Sunday, January 25, 2009

St. Augustine and John Newton: Influential Sinners

A study of the life of St. Augustine brings to mind the life of another man of historical significance--slave trader John Newton. Both men were alike in three ways: they led sinful lives while trying to avoid the truth of the gospel, they had godly mothers who cared about their spiritual conditions, and they both went on to write about their sinful pasts in the hopes of being a positive influence on the lost.

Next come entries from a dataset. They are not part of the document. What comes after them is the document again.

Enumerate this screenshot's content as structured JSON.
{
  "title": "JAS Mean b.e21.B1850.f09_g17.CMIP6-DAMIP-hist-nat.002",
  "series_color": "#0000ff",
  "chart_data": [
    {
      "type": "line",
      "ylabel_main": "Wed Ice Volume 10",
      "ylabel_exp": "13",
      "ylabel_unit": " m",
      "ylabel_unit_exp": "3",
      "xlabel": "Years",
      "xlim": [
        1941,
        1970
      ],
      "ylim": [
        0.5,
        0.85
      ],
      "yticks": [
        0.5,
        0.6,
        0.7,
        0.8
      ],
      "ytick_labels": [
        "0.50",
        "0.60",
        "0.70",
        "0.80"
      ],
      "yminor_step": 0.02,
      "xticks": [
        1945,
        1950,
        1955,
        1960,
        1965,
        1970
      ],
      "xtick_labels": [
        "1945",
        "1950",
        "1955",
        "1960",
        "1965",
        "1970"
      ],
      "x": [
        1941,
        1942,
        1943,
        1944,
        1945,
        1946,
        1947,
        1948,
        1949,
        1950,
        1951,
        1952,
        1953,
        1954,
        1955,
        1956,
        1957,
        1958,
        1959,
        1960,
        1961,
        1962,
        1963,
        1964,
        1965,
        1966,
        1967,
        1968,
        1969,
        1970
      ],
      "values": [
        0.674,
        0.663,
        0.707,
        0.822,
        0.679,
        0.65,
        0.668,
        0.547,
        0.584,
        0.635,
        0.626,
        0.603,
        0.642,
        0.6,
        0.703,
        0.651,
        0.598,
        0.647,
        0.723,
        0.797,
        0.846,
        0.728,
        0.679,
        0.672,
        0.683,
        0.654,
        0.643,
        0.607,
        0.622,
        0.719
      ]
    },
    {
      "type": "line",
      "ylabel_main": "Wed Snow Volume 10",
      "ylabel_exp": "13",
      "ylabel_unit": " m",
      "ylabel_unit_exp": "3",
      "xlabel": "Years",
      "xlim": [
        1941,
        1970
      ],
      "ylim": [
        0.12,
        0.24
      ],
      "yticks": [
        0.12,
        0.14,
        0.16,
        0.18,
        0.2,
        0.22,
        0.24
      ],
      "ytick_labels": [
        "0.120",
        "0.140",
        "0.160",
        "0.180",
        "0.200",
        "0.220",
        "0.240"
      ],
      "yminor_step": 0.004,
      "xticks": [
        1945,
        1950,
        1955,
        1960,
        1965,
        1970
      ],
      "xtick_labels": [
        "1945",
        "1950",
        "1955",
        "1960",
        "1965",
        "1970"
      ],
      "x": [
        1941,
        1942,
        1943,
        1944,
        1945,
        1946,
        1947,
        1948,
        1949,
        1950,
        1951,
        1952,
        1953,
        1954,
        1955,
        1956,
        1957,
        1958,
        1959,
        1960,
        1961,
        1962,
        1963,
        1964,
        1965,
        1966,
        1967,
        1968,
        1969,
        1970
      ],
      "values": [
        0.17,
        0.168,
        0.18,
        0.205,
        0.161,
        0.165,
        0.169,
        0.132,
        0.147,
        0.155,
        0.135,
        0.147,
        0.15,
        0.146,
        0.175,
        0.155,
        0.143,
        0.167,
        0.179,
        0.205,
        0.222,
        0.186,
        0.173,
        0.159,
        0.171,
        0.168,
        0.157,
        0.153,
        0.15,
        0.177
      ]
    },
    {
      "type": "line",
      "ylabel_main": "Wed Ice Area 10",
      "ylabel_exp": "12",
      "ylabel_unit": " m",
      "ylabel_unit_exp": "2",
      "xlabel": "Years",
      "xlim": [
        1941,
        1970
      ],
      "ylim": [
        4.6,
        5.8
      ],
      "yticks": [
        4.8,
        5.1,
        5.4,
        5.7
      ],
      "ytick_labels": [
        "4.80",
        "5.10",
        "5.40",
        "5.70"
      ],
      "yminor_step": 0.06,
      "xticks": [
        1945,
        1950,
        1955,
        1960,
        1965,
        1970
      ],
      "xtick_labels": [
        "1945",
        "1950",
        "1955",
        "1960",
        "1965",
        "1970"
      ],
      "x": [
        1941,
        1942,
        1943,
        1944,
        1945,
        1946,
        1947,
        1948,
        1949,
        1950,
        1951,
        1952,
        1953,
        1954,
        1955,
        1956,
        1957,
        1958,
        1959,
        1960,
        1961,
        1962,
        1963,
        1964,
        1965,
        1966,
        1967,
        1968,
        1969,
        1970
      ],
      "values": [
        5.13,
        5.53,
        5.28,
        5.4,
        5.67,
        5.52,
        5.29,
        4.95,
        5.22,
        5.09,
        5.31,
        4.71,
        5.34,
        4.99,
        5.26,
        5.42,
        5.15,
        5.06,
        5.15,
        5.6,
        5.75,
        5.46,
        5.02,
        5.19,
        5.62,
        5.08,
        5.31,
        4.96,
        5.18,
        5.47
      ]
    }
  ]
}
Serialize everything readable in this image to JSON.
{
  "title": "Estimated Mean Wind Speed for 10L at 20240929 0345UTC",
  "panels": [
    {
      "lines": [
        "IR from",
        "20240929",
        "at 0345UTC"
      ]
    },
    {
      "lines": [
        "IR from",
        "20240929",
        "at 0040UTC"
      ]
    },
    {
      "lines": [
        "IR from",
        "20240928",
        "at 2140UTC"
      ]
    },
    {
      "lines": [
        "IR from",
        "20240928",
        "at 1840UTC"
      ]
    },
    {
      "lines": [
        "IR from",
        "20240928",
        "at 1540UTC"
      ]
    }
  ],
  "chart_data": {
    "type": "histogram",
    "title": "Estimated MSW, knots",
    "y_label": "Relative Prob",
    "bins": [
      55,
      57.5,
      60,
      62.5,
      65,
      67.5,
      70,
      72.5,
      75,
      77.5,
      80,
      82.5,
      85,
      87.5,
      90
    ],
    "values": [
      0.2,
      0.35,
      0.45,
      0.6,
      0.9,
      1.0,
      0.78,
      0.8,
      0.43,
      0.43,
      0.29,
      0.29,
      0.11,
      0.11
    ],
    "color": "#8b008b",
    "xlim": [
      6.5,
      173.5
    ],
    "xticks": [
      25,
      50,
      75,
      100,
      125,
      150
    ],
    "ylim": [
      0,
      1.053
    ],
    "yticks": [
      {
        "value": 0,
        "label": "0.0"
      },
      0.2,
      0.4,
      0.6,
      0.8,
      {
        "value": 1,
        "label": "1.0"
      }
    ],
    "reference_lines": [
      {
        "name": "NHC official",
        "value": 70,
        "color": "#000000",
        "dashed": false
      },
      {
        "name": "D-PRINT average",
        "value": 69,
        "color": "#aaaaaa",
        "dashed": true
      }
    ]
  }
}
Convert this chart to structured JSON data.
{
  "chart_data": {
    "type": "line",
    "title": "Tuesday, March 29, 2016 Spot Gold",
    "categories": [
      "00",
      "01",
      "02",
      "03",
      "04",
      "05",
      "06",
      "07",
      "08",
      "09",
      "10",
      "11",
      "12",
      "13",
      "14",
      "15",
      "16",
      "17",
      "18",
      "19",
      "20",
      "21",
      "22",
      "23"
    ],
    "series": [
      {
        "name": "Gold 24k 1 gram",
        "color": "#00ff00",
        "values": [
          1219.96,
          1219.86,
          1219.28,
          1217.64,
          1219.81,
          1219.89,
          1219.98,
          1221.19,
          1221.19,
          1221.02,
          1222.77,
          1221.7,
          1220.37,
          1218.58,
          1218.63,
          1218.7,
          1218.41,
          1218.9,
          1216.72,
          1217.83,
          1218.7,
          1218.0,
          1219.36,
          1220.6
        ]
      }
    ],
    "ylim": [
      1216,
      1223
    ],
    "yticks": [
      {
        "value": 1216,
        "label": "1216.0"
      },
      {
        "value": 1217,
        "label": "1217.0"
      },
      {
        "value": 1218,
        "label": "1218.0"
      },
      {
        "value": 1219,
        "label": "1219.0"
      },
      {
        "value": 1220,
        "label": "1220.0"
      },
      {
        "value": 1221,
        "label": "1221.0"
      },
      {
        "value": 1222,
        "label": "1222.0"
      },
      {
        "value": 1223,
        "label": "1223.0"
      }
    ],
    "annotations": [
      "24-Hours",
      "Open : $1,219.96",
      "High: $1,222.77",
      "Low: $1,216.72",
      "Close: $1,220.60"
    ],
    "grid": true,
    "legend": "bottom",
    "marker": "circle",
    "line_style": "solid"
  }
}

Like many young men living in the declining days of the Roman Empire, Augustine sought to indulge himself in as many selfish endeavors as possible while claiming to be searching for the truth. He abandoned the Christian teachings of his mother to pursue the cult-like religion of Manicheism. His religion allowed him to seek worldly pleasures while he supposedly searched for the truth, but after he read the Greek classics and still did not find satisfying answers, Augustine turned to Paul's gospel letters, and the change in his life began. Like Augustine, John Newton led a life made even more wicked by the fact that he committed every cruel act associated with slavery. He also rejected the Christian teachings of his childhood. Through a series of unfortunate circumstances, Newton was press-ganged into naval service and later endured abuse as the servant of a slave trader in Africa. He had been living as an "infidel and libertine" when a storm at sea forced him to turn to God. The Imitation of Christ by Thomas a'Kempis and the Bible began to have a strong impact on his spirit as Newton began to turn to the Lord.

It is said in Proverbs 22:6 that parents should "train up a child in the way he should go, and when he is old he will not depart from it." The mothers of Augustine and Newton believed in this and their efforts helped lead to their sons' salvations later in life. As Augustine's mother Monica watched her son drift farther from the faith she had taught him as a child, she grieved to think that he might never return to God. Augustine writes of her constant prayers and tears for him, saying that she "suffered greater pains" in his "spiritual pregnancy" than when she originally gave birth to him. He also writes of her ecstatic joy when her years of faithful prayers were finally answered when he chose to follow Christ. Newton was also blessed with a devout mother who knew the importance of teaching her son how to read Scripture and to memorize hymns and the Reformed catechism while he was quite young. Newton's mother died when he was six, and his father, stepmother, and others did nothing to encourage him in his faith. But the influence of those early Christian teachings could never be erased, even when he was living deeply in sin, and later the prayers of his future wife, Mary Catlett, helped lead him back to the God he had known as a child.

Both Augustine and Newton felt led in their later years to to share with others how terribly they had fallen into sin and how great was the God who pulled them out and forgave them. Augustine wrote a detailed account of his past life in his Confessions. It reads like a letter or journal to God Himself, and because it is so deeply personal, Confessions is often considered the first true autobiography in literature (others had been written before but were not so personally revealing). Today theology students study the contributions of St. Augustine because of their great impact on Christian thought and doctrine. John Newton's most influential written work may not have the length of Augustine's, but the few verses of "Amazing Grace" are beloved around the world. Newton, along with some help from William Cowper, wrote many hymns, but the words of the lost, blind person in "Amazing Grace" are the ones that have touched more hearts than perhaps any other hymn in history. Not only did Newton influence millions with "Amazing Grace," but years after his slave trading days were over and he had become a respected clergyman, he also influenced Parliament to abolish the slave trade in England.

Augustine wrote that "those who are known to many are to many a personal influence to salvation." Both Augustine and Newton were infuenced by others and were an influence themselves, both good and bad. The same thing can be said of great literature as it continues to speak to us, and our words and actions today can be an influence for ages yet to come.